Usine de Métabetchouan-Lac-à-la-Croix.
Usine de Métabetchouan-Lac-à-la-Croix.

Un contrat de 80 M$ pour le Groupe LAR

Le Groupe LAR, basé à Métabetchouan-Lac-à-la-Croix, réalisera un contrat de 80 millions de dollars pour faire une partie de la réfection de la centrale Rapide-Blanc. Au total, Hydro-Québec investit 613 millions de dollars dans le projet réhabilitation du barrage situé au nord de La Tuque.

Le Groupe LAR a remporté un appel d’offres lancé par Hydro-Québec pour les travaux à la prise d’eau et aux aspirateurs de la centrale de Rapide-Blanc, d’une valeur de 80 millions de dollars. « C’est un très beau contrat qui assure la pérennité des emplois et de nos activités pour 5 ans à venir », a soutenu Evans Thibeault, le directeur général de l’entreprise, avant d’ajouter que toutes les pièces seront fabriquées à l’usine de Métabetchouan-Lac-à-la-Croix.

En plus de consolider près de 300 emplois à l’usine, ce contrat permettra de générer d’importantes retombées auprès des fournisseurs de la région. « On fait toute la job de mécanique générale, mais comme on est entrepreneur général sur le chantier, on aura plusieurs contrats pour des sous-traitants dans le domaine du génie civil, pour le béton, pour l’électricité et pour le travail en plongée », ajoute l’entrepreneur.

Ce dernier estime que c’est le genre de contrat qui permettra de relancer l’économie régionale après la pandémie de COVID-19. « On veut donner le maximum de contrats dans la région, dit-il, pour que, collectivement, on puisse passer à travers cette crise ». Le Groupe LAR estime verser près de 30 M$ de contrats à des sous-traitants.

Selon Evans Thibeault, ce contrat permettra de mettre en valeur l’expertise de son entreprise qui est spécialisée dans la réfection et la construction de barrages hydroélectriques. En plus d’œuvrer dans ce domaine, le Groupe LAR, qui fabrique des pièces mécanosoudées de grande envergure, travaille aussi avec les alumineries en plus de concevoir des ponts roulants de grande dimension. L’entreprise a notamment construit le plus gros pont roulant hors norme au pays, soutenant une charge de 650 tonnes, dans le cadre d’un contrat pour la centrale hydroélectrique de Muskrat Falls à Terre-Neuve.

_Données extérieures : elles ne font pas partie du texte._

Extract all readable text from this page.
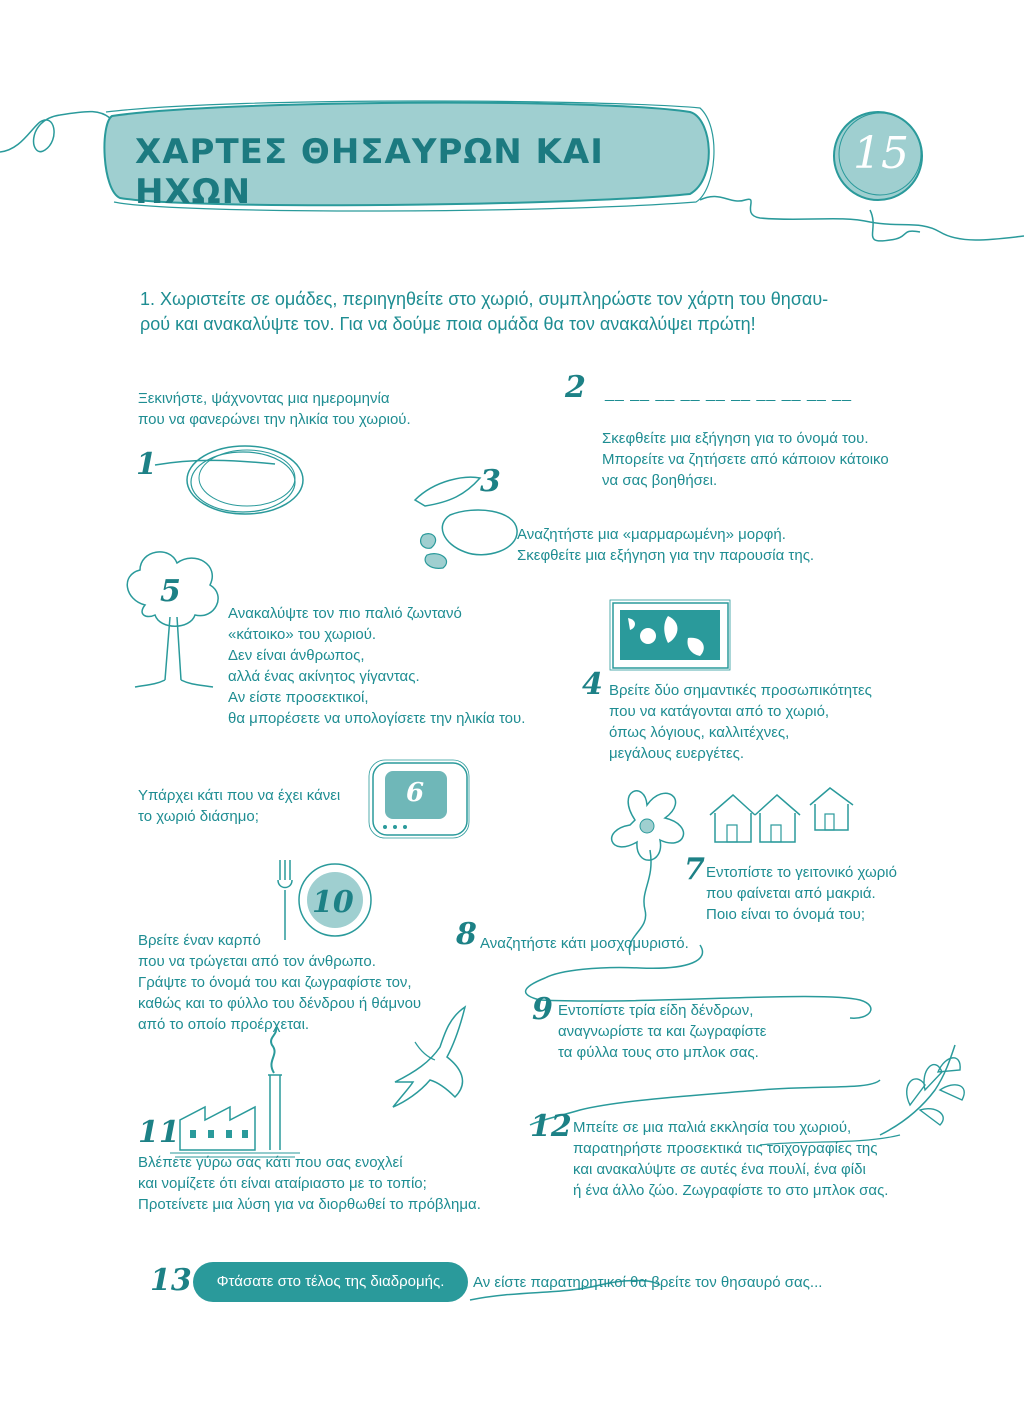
ΧΑΡΤΕΣ ΘΗΣΑΥΡΩΝ ΚΑΙ ΗΧΩΝ
15
1. Χωριστείτε σε ομάδες, περιηγηθείτε στο χωριό, συμπληρώστε τον χάρτη του θησαυ-
ρού και ανακαλύψτε τον. Για να δούμε ποια ομάδα θα τον ανακαλύψει πρώτη!
Ξεκινήστε, ψάχνοντας μια ημερομηνία
που να φανερώνει την ηλικία του χωριού.
1
2 __ __ __ __ __ __ __ __ __ __
Σκεφθείτε μια εξήγηση για το όνομά του.
Μπορείτε να ζητήσετε από κάποιον κάτοικο
να σας βοηθήσει.
3
Αναζητήστε μια «μαρμαρωμένη» μορφή.
Σκεφθείτε μια εξήγηση για την παρουσία της.
5
Ανακαλύψτε τον πιο παλιό ζωντανό
«κάτοικο» του χωριού.
Δεν είναι άνθρωπος,
αλλά ένας ακίνητος γίγαντας.
Αν είστε προσεκτικοί,
θα μπορέσετε να υπολογίσετε την ηλικία του.
4 Βρείτε δύο σημαντικές προσωπικότητες
που να κατάγονται από το χωριό,
όπως λόγιους, καλλιτέχνες,
μεγάλους ευεργέτες.
Υπάρχει κάτι που να έχει κάνει
το χωριό διάσημο;
6
7 Εντοπίστε το γειτονικό χωριό
που φαίνεται από μακριά.
Ποιο είναι το όνομά του;
10
Βρείτε έναν καρπό
που να τρώγεται από τον άνθρωπο.
Γράψτε το όνομά του και ζωγραφίστε τον,
καθώς και το φύλλο του δένδρου ή θάμνου
από το οποίο προέρχεται.
8 Αναζητήστε κάτι μοσχομυριστό.
9 Εντοπίστε τρία είδη δένδρων,
αναγνωρίστε τα και ζωγραφίστε
τα φύλλα τους στο μπλοκ σας.
11
Βλέπετε γύρω σας κάτι που σας ενοχλεί
και νομίζετε ότι είναι αταίριαστο με το τοπίο;
Προτείνετε μια λύση για να διορθωθεί το πρόβλημα.
12 Μπείτε σε μια παλιά εκκλησία του χωριού,
παρατηρήστε προσεκτικά τις τοιχογραφίες της
και ανακαλύψτε σε αυτές ένα πουλί, ένα φίδι
ή ένα άλλο ζώο. Ζωγραφίστε το στο μπλοκ σας.
13	Φτάσατε στο τέλος της διαδρομής.	Αν είστε παρατηρητικοί θα βρείτε τον θησαυρό σας...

En tout et partout, Hydro-Québec investit 613 M$ pour la réhabilitation de la centrale Rapide-Blanc pour renouveler les six groupes turbines-alternateurs de la centrale, en plus de la réfection du bâtiment, des systèmes auxiliaires électriques et mécaniques ainsi que des vannes des prises d’eau. Les travaux sur le chantier s’échelonneront de 2020 à 2026.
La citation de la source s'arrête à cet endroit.